September 17th: Mary Jane’s First Rain

The last day of festival we knew we were going to stay to the end of Tom Petty and the Heartbreakers set, so we decided to skip a good chunk of the afternoon rock and plan our entrance to right before Son Volt’s set. Stacy and I are both huge fans of the band, so we kind of wanted to get close. But damn, we had no idea we would get so close. When we walked up to the stage, most people had just cleared out after country singer Jack Ingram’s set. So we walked right up to the barrier and set up shop. I knew that the sound was going to be loud, but I had no idea how powerful the low end would be when Jay Farrar and company started playing. At one point I thought the rumbling had stopped my heart, and then restarted it again on a totally different beat. At one gap between songs Stacy leaned over to me and said, “My uterus is contracting.” Thank goodness nothing horrible medical-wise happened to us (and I was able to get some nice up close shots).

We slowly made our way towards The Flaming Lips when they started, and I have to say they were the most disappointing set I saw out of the 20 bands I watched over the three days. It seemed like they were trying too hard to make their set seem like the biggest thing ever with the dozens of dancing girls and people in Santa Claus costumes jumping around at the back of the stage. It had the air of a forced celebration about it, as if everyone was required to party when the Lips came to town. I found myself wishing they would end soon some of the crowd would clear out.
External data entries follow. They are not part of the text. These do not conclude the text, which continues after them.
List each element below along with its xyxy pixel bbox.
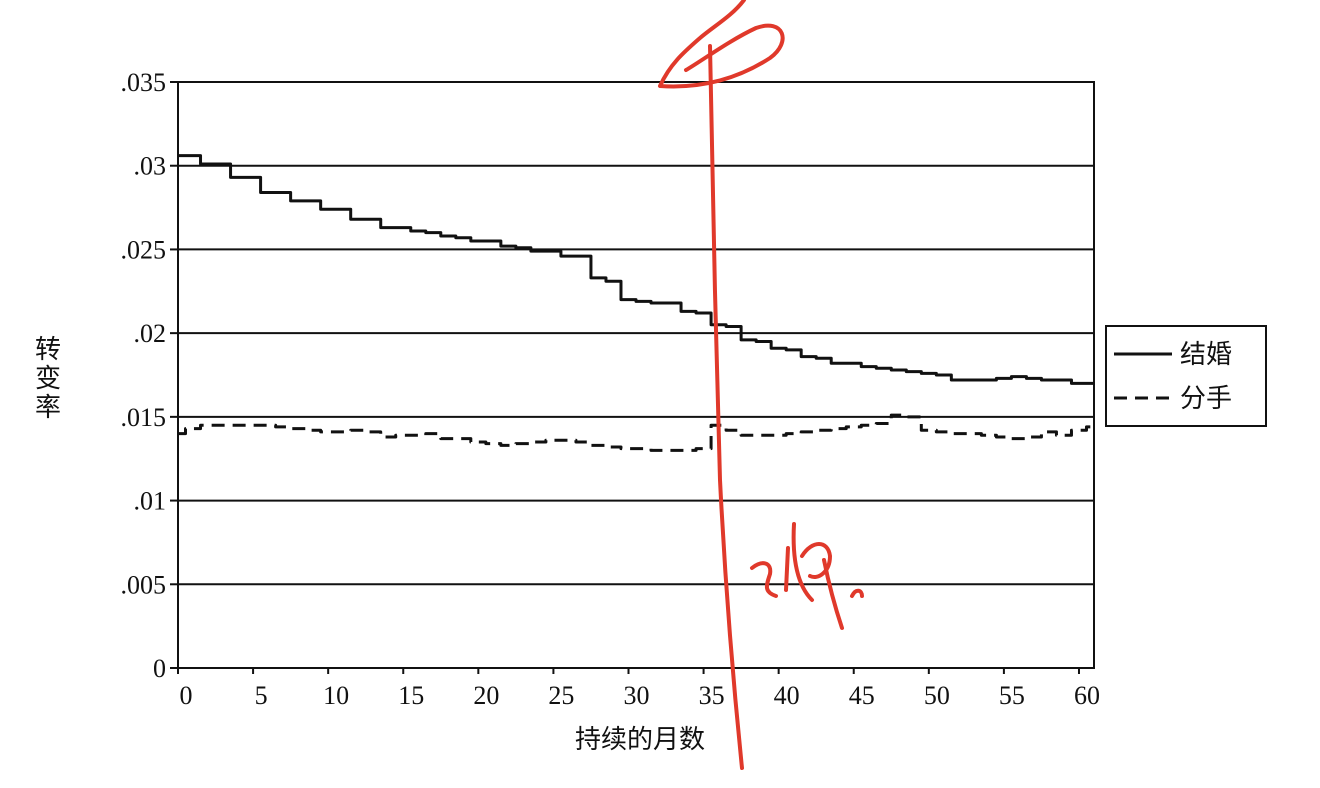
data-point-breakup	[552, 439, 555, 442]
x-tick-label: 30	[623, 681, 649, 710]
legend-box	[1105, 325, 1267, 427]
x-tick-label: 25	[548, 681, 574, 710]
y-tick-label: .03	[134, 152, 167, 181]
y-axis-ticks: 0 .005 .01 .015 .02 .025 .03 .035	[121, 68, 178, 683]
x-tick-label: 45	[849, 681, 875, 710]
legend: 结婚 分手	[1105, 325, 1267, 427]
y-tick-label: .02	[134, 319, 167, 348]
series-line-married	[178, 154, 1094, 385]
x-tick-label: 15	[398, 681, 424, 710]
data-point-breakup	[987, 434, 990, 437]
series-line-breakup	[178, 413, 1094, 452]
grid-lines	[178, 81, 1094, 669]
data-point-breakup	[777, 434, 780, 437]
legend-label-breakup: 分手	[1180, 384, 1232, 414]
x-tick-label: 5	[255, 681, 268, 710]
x-tick-label: 50	[924, 681, 950, 710]
x-tick-label: 20	[473, 681, 499, 710]
x-tick-label: 55	[999, 681, 1025, 710]
y-axis-title: 转变率	[35, 335, 61, 423]
x-tick-label: 35	[699, 681, 725, 710]
y-tick-label: 0	[153, 654, 166, 683]
x-tick-label: 40	[774, 681, 800, 710]
data-point-breakup	[627, 447, 630, 450]
data-point-breakup	[267, 424, 270, 427]
x-axis-title: 持续的月数	[575, 725, 705, 755]
data-point-breakup	[1077, 429, 1080, 432]
data-point-breakup	[327, 430, 330, 433]
y-tick-label: .025	[121, 235, 167, 264]
data-point-breakup	[207, 424, 210, 427]
data-point-breakup	[492, 442, 495, 445]
data-point-breakup	[402, 434, 405, 437]
y-tick-label: .015	[121, 403, 167, 432]
y-tick-label: .035	[121, 68, 167, 97]
y-tick-label: .01	[134, 487, 167, 516]
x-axis-ticks: 0 5 10 15 20 25 30 35 40 45 50 55 60	[177, 668, 1100, 710]
handwritten-red-annotation	[658, 0, 864, 770]
y-tick-label: .005	[121, 570, 167, 599]
series-lines	[178, 154, 1094, 452]
data-point-breakup	[852, 425, 855, 428]
plot-frame	[177, 81, 1095, 669]
data-point-breakup	[687, 449, 690, 452]
legend-label-married: 结婚	[1180, 340, 1232, 370]
x-tick-label: 10	[323, 681, 349, 710]
x-tick-label: 60	[1074, 681, 1100, 710]
x-tick-label: 0	[180, 681, 193, 710]
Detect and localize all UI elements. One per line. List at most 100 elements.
Finally the Lips did end, allowing us to stake out some space for Petty. Alas, some thunderstorms also staked out some space over Zilker Park. During Petty’s set the clouds put on a free light show to accompany “Mary Jane’s Last Dance” and “Saving Grace.” During the latter song the clouds opened up and started drenching us, sending thousands of folks scrambling for the nearest exit. Petty then came on mic and said they had to stop until the storm passed. We weren’t that confident they were going to be able to come back, so we took our seven song mini set and hiked for the bus line, which yet again didn’t seem that long even though we were wet. When we got back to Stacy’s house, we had a ceremonial cutting of the three day wristbands, which felt great. I never wear any jewelry, so every time I rolled over in my sleep during those two nights I would feel the piece of plastic on my arm and try to rip it off. Fortunately I would wake up in time before I threw 130 bucks down the drain.

September 18th: A Windfall Breakfast
Before I left town, I had to have a little bit more Tex-Mex, so on the suggestion of my friend Paula we ate at Los Manitas in downtown Austin. While we were chowing down yet another amazing breakfast we saw two members of Son Volt sit down to eat. I wanted to go up to them and say, “I’ll be sending you my dentist’s bill for the teeth I have to have replaced,” but I didn’t want to ruin their meal.

When I finally boarded the plane back to Newark, I was sure of four things:
1) I would gain a ton of weight if I lived in Austin full time;
2) The Austin City Limits Festival was the best run rock event I’ve ever been to;
3) I had just finished what might have been my best vacation ever;
4) And I was definitely going to come back again.

I’ve already marked off September 14th through the 16th on my 2007 calendar—and I plan on not eating any ribs until then.